I just got off the phone with TDCJ public information officer Jason Clark who assured me that the refusal of the book on sports history to death row inmate Kenneth Foster was an accident, that it should have been approved.
If the pen is mightier than the sword, then words must truly be dangerous things.
Which must explain why the Texas Department of Criminal Justice wouldn't let death row inmate Kenneth Foster read a book on sports history that quoted Jackie Robinson, author David Zirin writes in the Fort Worth Star-Telegram ("Are words dangerous?," Aug. 19). TDCJ informed Zirin that his book"contains material that a reasonable person would construe as written solely for the purpose of communicating information designed to achieve the breakdown of prisons through offender disruption such as strikes or riots." Here's the offending passage from Robinson:
On Page 44, the radioactive quote in question was from that seditious revolutionary Jackie Robinson -- you know, the guy whose number is retired by all of Major League Baseball. I quoted Robinson's autobiography, I Never Had It Made, when he wrote about suffering racism early in his rookie season:
"I felt tortured and I tried to just play ball and ignore the insults. But it was really getting to me. ... For one wild and rage-crazed moment I thought, 'To hell with Mr. Rickey's "noble experiment." ... To hell with the image of the patient black freak I was supposed to create.' I could throw down my bat, stride over to that Phillies dugout, grab one of those white sons of [expletive] and smash his teeth in with my despised black fist. Then I could walk away from it all."
The other verboten passage made an historical reference to race riots in the US after Jack Johnson became the first black man to win the heavyweight boxing title.

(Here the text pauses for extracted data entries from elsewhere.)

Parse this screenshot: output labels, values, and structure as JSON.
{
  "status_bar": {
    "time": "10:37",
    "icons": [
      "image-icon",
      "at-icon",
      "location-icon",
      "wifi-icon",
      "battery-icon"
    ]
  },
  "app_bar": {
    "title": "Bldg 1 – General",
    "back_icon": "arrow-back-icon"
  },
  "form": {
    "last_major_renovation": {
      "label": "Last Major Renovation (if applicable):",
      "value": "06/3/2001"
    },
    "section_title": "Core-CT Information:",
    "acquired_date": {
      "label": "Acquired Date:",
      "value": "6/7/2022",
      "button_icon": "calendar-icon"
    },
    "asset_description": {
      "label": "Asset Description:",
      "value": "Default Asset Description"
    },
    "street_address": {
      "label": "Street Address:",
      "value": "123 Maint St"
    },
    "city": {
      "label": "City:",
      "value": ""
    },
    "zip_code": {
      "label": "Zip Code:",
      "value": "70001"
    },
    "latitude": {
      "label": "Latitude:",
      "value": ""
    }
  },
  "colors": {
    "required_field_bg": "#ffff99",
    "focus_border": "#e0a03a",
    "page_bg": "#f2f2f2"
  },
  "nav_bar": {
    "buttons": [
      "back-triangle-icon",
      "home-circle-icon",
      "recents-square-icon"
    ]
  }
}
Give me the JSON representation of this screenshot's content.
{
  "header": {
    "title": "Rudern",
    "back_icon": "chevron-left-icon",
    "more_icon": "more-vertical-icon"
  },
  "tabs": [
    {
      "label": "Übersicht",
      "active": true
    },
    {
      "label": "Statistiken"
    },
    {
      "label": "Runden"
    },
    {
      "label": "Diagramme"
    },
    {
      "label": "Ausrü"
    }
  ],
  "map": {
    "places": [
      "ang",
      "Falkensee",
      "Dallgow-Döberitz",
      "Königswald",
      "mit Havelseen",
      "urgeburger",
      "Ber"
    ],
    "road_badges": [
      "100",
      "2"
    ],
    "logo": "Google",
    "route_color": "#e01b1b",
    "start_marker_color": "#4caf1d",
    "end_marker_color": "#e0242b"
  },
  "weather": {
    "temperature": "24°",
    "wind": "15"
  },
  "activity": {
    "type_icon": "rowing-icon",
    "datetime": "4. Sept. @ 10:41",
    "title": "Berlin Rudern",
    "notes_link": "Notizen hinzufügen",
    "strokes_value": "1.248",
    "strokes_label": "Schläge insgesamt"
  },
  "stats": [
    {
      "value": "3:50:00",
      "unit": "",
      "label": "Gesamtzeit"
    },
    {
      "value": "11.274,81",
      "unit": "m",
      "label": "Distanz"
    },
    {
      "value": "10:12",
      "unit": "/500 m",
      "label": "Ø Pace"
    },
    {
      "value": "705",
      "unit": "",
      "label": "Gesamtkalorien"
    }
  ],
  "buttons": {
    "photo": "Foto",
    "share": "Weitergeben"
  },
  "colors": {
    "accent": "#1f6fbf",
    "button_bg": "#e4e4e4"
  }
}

I wonder what other titles have been denied by TDCJ on such flimsy grounds? These "Publication review/denial notification" forms sound like a good topic for an open records request, don't they? If Jackie Robinson and Jack Johnson don't make the cut, it makes me wonder what other history or ideas TDCJ thinks it's too dangerous for inmates to learn about.
As mentioned previously, there's a rally in Austin at the capitol tomorrow opposing Foster's execution, which is scheduled to take place at the end of this month.
Clark said the book was flagged in the mailroom because of racial content (historical passages about baseball great Jackie Robinson and boxer Jack Johnson), but that supervisors should have approved it under current policies. They didn't (no one knows why), so a denial letter went out citing the passages flagged by the mailroom.
He added that after the book's author wrote about the episode in the Fort Worth Star-Telegram, a notification/correction was sent to both the publisher and the inmate to let them know it was okay if the author wanted to re-send the book.
That's cutting it pretty close, isn't it? Kenneth Foster is scheduled to be executed nine days from now on August 30, so if they're going to get him that book they'd better hurry. :-/
Clark and I talked through what information TDCJ keeps on rejected books, and I think I'll go ahead and file an open records request for the data tomorrow. After this episode, I want to see for myself the complete list of books TDCJ is rejecting and their policies.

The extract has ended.